The narrative structure contrasts prolonged institutional confinement with sudden external catastrophe, shaping the narrative’s representation of trauma. Lena’s two months in the Colony are marked by repetitive routine and waiting, described as an “insurmountable torture” (310), which conveys suspended agency and enforced stillness. Time becomes a tool of control. By contrast, the eviction from Wolfe Hollow, the burning of the house, and Silas’s death by suicide occur in rapid succession. The compression of these events produces disorientation and denies characters a reflective pause. This structural shift from stagnation to acceleration intensifies the impact of loss. The 20-year jump between Chapters 27 and 28 extends this technique. Instead of detailing gradual recovery, the narrative omits intervening years and resumes with Lena still defined by absence. The time gap emphasizes continuity, suggesting that institutional violence produces effects that endure beyond the moment of crisis.


Silas’s character arc culminates in a sustained challenge to The Perilous Promise of the American Dream. Introduced as a self-reliant landholder and head of household, Silas grounds his identity in property ownership and family continuity. State intervention gradually removes both foundations. The seizure of his land destabilizes inherited belonging and economic security, and the removal of his children disrupts his role as patriarch and protector. His confrontation with officials occurs after these losses have accumulated, and his demand for his “land back” and his “young’uns back” (338) centers the two elements that define him. His death by suicide follows immediately after this demand. The narrative positions his death at the point where legal authority has invalidated his claim to land, children, and lineage. The trajectory of his character illustrates how independence rooted in property offers no safeguard when legitimacy is determined by state power.


Within this environment of institutional control, Maternal Love as a Force of Resistance shapes Lena’s survival. Her consent to sterilization emerges from coercion, yet it is tied to her effort to secure release from confinement. The procedure becomes the condition through which she regains physical mobility outside the Colony. The parole requirement that she is “not allowed to try and locate [her] daughter in any way, either through the police or by other means” (312) formalizes state attempts to regulate her future actions. The narrative shift to 1948 demonstrates continuity in her pursuit of Ella. Years pass, but her efforts to search, write letters, and study unfamiliar faces remain consistent. The passage of time alters circumstance, yet it does not dissolve the maternal commitment that organizes her life.

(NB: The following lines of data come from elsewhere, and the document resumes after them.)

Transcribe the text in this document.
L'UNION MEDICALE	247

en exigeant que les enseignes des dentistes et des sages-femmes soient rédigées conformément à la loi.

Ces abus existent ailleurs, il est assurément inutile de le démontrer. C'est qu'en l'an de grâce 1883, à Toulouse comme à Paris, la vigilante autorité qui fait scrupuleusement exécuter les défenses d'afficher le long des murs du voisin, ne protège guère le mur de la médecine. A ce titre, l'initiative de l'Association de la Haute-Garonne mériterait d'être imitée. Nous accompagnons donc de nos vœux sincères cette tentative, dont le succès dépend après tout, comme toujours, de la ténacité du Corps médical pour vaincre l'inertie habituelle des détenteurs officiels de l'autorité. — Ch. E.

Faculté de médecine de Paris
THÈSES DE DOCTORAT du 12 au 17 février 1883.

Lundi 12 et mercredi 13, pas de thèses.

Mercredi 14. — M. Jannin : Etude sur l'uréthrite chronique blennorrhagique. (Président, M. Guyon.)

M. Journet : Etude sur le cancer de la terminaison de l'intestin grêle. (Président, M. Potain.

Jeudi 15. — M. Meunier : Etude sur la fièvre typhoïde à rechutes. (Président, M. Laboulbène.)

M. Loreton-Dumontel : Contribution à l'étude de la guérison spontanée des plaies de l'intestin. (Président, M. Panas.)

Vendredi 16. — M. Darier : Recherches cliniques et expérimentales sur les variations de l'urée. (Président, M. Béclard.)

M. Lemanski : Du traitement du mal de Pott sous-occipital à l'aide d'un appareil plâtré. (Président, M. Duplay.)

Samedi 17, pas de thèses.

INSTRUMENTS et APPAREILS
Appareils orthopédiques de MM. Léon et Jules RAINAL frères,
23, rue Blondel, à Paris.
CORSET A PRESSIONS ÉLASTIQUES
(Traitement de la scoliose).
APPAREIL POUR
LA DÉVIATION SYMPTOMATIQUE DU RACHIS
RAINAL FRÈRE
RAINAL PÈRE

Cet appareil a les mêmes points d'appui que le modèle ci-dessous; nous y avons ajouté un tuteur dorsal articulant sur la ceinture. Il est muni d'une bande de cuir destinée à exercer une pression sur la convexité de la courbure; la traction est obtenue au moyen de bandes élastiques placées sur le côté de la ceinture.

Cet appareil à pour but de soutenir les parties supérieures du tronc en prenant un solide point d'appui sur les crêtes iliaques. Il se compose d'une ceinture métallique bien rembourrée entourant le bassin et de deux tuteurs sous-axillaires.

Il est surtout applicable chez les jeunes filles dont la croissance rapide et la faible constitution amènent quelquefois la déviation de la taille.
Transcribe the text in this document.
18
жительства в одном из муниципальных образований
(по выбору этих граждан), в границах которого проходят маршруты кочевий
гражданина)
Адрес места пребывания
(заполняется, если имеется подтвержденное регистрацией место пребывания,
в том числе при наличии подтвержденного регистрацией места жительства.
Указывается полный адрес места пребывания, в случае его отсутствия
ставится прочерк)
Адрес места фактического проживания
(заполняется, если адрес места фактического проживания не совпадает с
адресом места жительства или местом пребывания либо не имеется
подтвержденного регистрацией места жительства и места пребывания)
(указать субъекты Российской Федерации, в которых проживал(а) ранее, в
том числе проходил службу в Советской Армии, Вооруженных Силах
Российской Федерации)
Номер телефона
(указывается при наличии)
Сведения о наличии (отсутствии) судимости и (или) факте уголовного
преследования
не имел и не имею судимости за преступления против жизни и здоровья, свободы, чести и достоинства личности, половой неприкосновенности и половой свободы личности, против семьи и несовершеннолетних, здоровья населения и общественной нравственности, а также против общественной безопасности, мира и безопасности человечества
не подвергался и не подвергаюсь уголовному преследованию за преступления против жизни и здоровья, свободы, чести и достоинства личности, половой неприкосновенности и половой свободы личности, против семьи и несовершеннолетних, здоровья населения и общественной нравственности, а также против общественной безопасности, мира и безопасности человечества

The novel reinforces these thematic developments through physical settings and recurring material details. The bathing room in the Colony, green tile, reused cold water, lye soap, enforced restraint, frames hygiene as regulation of bodies. Cleansing is conducted under supervision and through compulsion. The burning of Wolfe Hollow extends this pattern of erasure into domestic space. The destruction of the house and barn removes tangible evidence of residence and continuity. The stone chimney left standing functions as a remnant of what has been dismantled. In contrast, the rag doll Poppy, retrieved before the house burns, persists beyond eviction and fire. As a preserved object, it carries memory forward in a narrative shaped by displacement.